Вихрились над дорогой хохот, крики, тягучие песни, конское порсканье, перезвяк порожних стремян.
У Петра в головах сухарный мешок. Лежит Петро и крутит желтый длиннющий ус.
– Степан!
– А?
– …на! Давай служивскую заиграем?
– Жарко дюже. Ссохлось все.
– Кабаков нету на ближних хуторах, не жди!
– Ну, заводи. Да ты ить не мастак. Эх, Гришка ваш дишканит! Потянет, чисто нитка серебряная, не голос. Мы с ним на игрищах драли.
Степан откидывает голову, – прокашлявшись, заводит низким звучным голосом:
Эх ты, зоренька-зарница,
Рано на небо взошла…
Томилин по-бабьи прикладывает к щеке ладонь, подхватывает тонким, стенящим подголоском. Улыбаясь, заправив в рот усину, смотрит Петро, как у грудастого батарейца синеют от усилия узелки жил на висках.
Молодая, вот она, бабенка
Поздно по воду пошла…
Степан лежит к Христоне головой, поворачивается, опираясь на руку; тугая красивая шея розовеет.
– Христоня, подмоги!
А мальчишка, он догадался,
Стал коня свово седлать…
Степан переводит на Петра улыбающийся взгляд выпученных глаз, и Петро, вытянув изо рта усину, присоединяет голос.

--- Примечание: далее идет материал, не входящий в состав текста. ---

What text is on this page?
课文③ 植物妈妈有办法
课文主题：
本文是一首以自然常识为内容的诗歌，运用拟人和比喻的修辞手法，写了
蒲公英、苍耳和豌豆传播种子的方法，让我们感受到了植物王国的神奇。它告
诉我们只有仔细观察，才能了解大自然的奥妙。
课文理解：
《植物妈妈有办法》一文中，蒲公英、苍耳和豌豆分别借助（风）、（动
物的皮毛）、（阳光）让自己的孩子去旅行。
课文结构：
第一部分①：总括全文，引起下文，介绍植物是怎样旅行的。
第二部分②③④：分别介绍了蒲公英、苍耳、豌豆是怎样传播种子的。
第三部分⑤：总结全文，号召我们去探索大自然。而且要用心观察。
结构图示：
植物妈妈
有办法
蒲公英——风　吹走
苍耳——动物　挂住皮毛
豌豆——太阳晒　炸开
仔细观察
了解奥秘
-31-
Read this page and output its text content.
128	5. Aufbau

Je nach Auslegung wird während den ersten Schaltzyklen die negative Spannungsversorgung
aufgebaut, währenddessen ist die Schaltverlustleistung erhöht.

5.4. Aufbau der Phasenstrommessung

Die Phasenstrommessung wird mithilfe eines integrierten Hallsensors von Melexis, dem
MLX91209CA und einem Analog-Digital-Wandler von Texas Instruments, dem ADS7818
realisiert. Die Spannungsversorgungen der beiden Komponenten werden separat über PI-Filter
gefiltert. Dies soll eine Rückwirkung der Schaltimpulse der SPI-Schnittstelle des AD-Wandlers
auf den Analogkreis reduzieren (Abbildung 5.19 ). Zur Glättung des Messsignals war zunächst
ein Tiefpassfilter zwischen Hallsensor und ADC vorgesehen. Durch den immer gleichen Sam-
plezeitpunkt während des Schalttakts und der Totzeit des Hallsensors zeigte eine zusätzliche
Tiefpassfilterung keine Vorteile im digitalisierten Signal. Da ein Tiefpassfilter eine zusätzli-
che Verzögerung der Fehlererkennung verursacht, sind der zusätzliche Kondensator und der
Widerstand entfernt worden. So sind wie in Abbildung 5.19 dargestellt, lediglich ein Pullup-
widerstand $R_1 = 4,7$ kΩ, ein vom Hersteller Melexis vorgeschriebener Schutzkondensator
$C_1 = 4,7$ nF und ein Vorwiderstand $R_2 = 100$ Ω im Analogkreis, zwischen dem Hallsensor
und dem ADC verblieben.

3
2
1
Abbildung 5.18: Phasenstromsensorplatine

Христоня, разинув непомерную залохматевшую щетиной пасть, ревет, сотрясая брезентовую крышу будки:
Оседлал коня гнедого –
Стал бабенку догонять…
Христоня кладет на ребро аршинную босую ступню, ожидает, пока Степан начнет вновь. Тот, закрыв глаза – потное лицо в тени, – ласково ведет песню, то снижая голос до шепота, то вскидывая до металлического звона:
Ты позволь, позволь, бабенка,
Коня в речке напоить…
И снова колокольно-набатным гудом давит Христоня голоса. Вливаются в песню голоса и с соседних бричек. Поцокивают колеса на железных ходах, чихают от пыли кони, тягучая и сильная, полой водой течет над дорогой песня. От высыхающей степной музги, из горелой коричневой куги взлетывает белокрылый чибис. Он с криком летит в лощину; поворачивая голову, смотрит изумрудным глазком на цепь повозок, обтянутых белым, на лошадей, кудрявящих смачную пыль копытами, на шагающих по обочине дороги людей в белых, просмоленных пылью рубахах. Чибис падает в лощине, черной грудью ударяет в подсыхающую, примятую зверем траву – и не видит, что творится на дороге. А по дороге так же громыхают брички, так же нехотя переступают запотевшие под седлами кони; лишь казаки в серых рубахах быстро перебегают от своих бричек к передней, грудятся вокруг нее, стонут в хохоте.
Степан во весь рост стоит на бричке, одной рукой держится за брезентовый верх будки, другой коротко взмахивает; сыплет мельчайшей, подмывающей скороговоркой:
Не садися возле меня,
Не садися возле меня,
Люди скажут – любишь меня,
Любишь меня,
Ходишь ко мне,
Любишь меня,
Ходишь ко мне,
А я роду не простого…
Десятки грубых голосов хватают на лету, ухают, стелют на придорожную пыль:
А я роду не простого,
Не простого –
Воровского,
Воровского –
Не простого,
Люблю сына князевского…
Федот Бодовсков свищет; приседая, рвутся из постромок кони; Петро, высовываясь из будки, смеется и машет фуражкой; Степан, сверкая ослепительной усмешкой, озорно поводит плечами; а по дороге бугром движется пыль; Христоня, в распоясанной длиннющей рубахе, патлатый, мокрый от пота, ходит вприсядку, кружится маховым колесом, хмурясь и стоная, делает казачка, и на сером шелковье пыли остаются чудовищные разлапистые следы босых его ног.
Возле лобастого, с желтой песчаной лысиной кургана остановились ночевать.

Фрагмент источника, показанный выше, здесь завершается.